Will expand on this in detail in subsequent articles.


Interaction and content in the second stage

The second stage of consumer smart glasses has motion tracking capabilities, coupled with larger FOV and resolution, smart glasses gradually get rid of simple "two-dimensional migration" and include more three-dimensional content with spatial perception, or more and more AR is becoming more and more popular.

Smart glasses are gradually becoming like iPads, digital products that work in parallel with mobile phones rather than relying on them. Exclusive scenarios for smart glasses will gradually increase, and they are the most used digital products besides mobile phones at this stage.

The natural interaction method at this stage is most likely based on gestures. Why do we think of gestures instead of other forms of interaction? First of all, due to technological development and concerns about privacy and security, the more cutting-edge brain-computer methods do not yet have the conditions for large-scale popularization at this stage. Other methods are either not convenient enough, such as using a handle to input; or they cannot meet the needs of all scenarios, such as voice input.

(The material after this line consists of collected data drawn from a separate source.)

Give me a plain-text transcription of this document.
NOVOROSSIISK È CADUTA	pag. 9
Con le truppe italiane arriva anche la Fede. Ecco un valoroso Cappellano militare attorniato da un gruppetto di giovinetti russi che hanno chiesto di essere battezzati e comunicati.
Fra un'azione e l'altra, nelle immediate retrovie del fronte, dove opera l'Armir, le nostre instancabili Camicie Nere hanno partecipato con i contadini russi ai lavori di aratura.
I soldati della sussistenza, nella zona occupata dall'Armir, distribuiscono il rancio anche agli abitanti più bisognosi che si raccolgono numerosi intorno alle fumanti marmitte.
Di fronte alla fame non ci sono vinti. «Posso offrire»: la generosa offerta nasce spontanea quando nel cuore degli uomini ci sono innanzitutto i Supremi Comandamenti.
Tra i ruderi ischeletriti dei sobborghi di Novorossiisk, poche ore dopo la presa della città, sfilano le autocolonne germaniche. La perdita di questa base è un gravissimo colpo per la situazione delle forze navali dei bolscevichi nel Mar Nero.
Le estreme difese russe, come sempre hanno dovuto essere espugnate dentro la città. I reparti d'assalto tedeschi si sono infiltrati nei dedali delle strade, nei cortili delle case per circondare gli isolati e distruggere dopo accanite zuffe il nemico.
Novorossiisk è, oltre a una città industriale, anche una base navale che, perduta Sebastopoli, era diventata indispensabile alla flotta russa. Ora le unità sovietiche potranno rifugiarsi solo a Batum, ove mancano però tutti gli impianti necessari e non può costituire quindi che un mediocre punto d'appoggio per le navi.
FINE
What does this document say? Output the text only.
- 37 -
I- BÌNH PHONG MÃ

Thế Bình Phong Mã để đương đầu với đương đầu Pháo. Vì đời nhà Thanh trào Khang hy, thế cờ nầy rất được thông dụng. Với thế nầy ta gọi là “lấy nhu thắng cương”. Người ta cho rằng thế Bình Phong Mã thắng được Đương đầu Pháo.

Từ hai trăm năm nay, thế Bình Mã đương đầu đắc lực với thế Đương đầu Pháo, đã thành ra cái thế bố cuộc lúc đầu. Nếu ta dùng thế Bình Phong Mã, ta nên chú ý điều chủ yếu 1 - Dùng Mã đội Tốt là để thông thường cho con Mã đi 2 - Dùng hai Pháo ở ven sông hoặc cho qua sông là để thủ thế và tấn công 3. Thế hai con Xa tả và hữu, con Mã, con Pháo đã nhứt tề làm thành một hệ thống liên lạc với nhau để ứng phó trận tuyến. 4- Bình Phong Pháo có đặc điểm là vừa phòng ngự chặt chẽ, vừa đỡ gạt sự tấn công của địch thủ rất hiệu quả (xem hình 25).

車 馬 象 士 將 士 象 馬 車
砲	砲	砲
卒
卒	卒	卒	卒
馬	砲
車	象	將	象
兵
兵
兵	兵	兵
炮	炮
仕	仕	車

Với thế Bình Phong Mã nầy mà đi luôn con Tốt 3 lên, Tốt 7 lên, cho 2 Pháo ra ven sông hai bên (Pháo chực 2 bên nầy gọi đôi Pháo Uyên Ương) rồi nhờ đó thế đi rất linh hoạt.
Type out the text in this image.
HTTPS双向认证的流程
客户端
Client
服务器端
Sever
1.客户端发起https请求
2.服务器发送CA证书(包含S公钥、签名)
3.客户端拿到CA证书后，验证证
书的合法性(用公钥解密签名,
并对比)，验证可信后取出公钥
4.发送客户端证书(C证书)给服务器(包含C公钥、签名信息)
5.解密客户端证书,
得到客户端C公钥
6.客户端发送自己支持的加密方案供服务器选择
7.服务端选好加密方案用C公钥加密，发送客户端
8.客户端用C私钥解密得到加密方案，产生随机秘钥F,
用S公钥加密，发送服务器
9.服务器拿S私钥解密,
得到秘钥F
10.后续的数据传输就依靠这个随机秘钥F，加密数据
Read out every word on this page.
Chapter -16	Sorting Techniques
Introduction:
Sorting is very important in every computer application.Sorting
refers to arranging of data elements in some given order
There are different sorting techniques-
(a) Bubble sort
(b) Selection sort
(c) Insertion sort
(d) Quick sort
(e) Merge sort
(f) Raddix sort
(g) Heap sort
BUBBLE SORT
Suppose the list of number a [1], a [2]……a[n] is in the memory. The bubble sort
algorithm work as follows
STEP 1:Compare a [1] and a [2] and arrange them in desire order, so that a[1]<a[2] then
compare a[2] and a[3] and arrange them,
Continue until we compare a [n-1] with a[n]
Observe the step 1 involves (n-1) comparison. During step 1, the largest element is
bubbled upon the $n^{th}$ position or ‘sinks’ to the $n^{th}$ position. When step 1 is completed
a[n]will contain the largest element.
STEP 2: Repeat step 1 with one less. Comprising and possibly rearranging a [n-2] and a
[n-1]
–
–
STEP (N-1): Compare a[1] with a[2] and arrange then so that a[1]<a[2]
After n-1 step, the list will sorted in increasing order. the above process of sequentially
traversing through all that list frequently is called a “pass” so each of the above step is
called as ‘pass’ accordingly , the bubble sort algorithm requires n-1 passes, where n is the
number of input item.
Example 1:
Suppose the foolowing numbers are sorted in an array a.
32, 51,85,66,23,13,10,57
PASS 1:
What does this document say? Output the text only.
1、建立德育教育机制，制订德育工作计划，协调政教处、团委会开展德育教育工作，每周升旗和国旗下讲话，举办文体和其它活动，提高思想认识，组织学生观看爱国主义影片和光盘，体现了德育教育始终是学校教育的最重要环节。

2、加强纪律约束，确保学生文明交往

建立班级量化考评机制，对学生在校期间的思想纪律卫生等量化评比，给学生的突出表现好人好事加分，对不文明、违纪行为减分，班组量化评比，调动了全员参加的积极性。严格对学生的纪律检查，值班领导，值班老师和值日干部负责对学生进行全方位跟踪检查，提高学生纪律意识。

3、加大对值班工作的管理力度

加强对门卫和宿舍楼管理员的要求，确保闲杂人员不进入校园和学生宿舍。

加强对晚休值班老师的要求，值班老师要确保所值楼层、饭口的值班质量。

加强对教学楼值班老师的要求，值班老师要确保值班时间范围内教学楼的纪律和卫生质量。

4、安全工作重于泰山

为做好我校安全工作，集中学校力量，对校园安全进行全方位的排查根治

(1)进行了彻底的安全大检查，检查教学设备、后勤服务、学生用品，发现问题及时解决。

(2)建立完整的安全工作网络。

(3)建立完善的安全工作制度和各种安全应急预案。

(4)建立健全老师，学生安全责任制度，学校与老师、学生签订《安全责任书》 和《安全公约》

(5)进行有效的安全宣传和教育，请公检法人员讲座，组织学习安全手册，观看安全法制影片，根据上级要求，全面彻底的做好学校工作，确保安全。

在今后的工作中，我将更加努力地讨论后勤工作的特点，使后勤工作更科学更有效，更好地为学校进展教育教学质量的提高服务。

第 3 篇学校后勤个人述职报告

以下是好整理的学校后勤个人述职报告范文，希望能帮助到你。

One challenge faced by gesture input is "tactile feedback". Moving your fingers in the air and pinching your fingers looks very cool, but it is not comfortable at all. Holding hands for a long time and lack of tactile feedback will quickly tire users. There are two solutions. One is to simulate touch through technology, such as the tactile gloves being developed by some companies (but we believe that gloves are not the optimal form); It is to "integrate" the input device into the environment around the user. Every object is an input device, so there is no exclusive input device.



After the natural interaction method is developed, whether it is ultra-lightweight, lightweight or heavy interaction, it can be unified under one interaction method. Just like users use a touch screen to operate a smartphone, all content on the glasses is operated through this gesture-based method.

In some special scenarios, users may use traditional input devices. For example, when editing text in a desktop scenario, the user will use a keyboard and mouse; when playing games, the user will use a controller. This interactive state is somewhat similar to iPad. Users still mainly use touch when using iPad, but in some scenarios they will choose Apple Pencil or keyboard and mouse.

Detailed interaction design will be further developed in subsequent articles.



Two-dimensional content will be well adapted to smart glasses at this stage, because natural interaction based on gestures will be well compatible with touch operations. However, the new generation of personal computing platforms will still bring new challenges to designers, such as safety regulations for using glasses and the stacking of "application windows" in space.

In addition, 3D content will grow explosively, and people will quickly turn their enthusiasm for generating and disseminating 3D content. Because from the perspective of the development of two-dimensional content, we have experienced text (twitter) - picture (instagram) - video (Tik Tok/Titok). On the one hand, we continue to lower the threshold for generating content, and on the other hand, we continue to increase the amount of information disseminated. Density. Three-dimensional content has a greater density than two-dimensional content, and a new content platform focusing on three-dimensional content may emerge.

Social platforms based on 3D will also flourish at this stage. Users are no longer satisfied with interacting with friends through the screen, but "see" friends in reality and engage in some face-to-face activities, such as playing board games. Social experiences that are getting closer to real meetings will also make more companies or teams turn to virtual offices.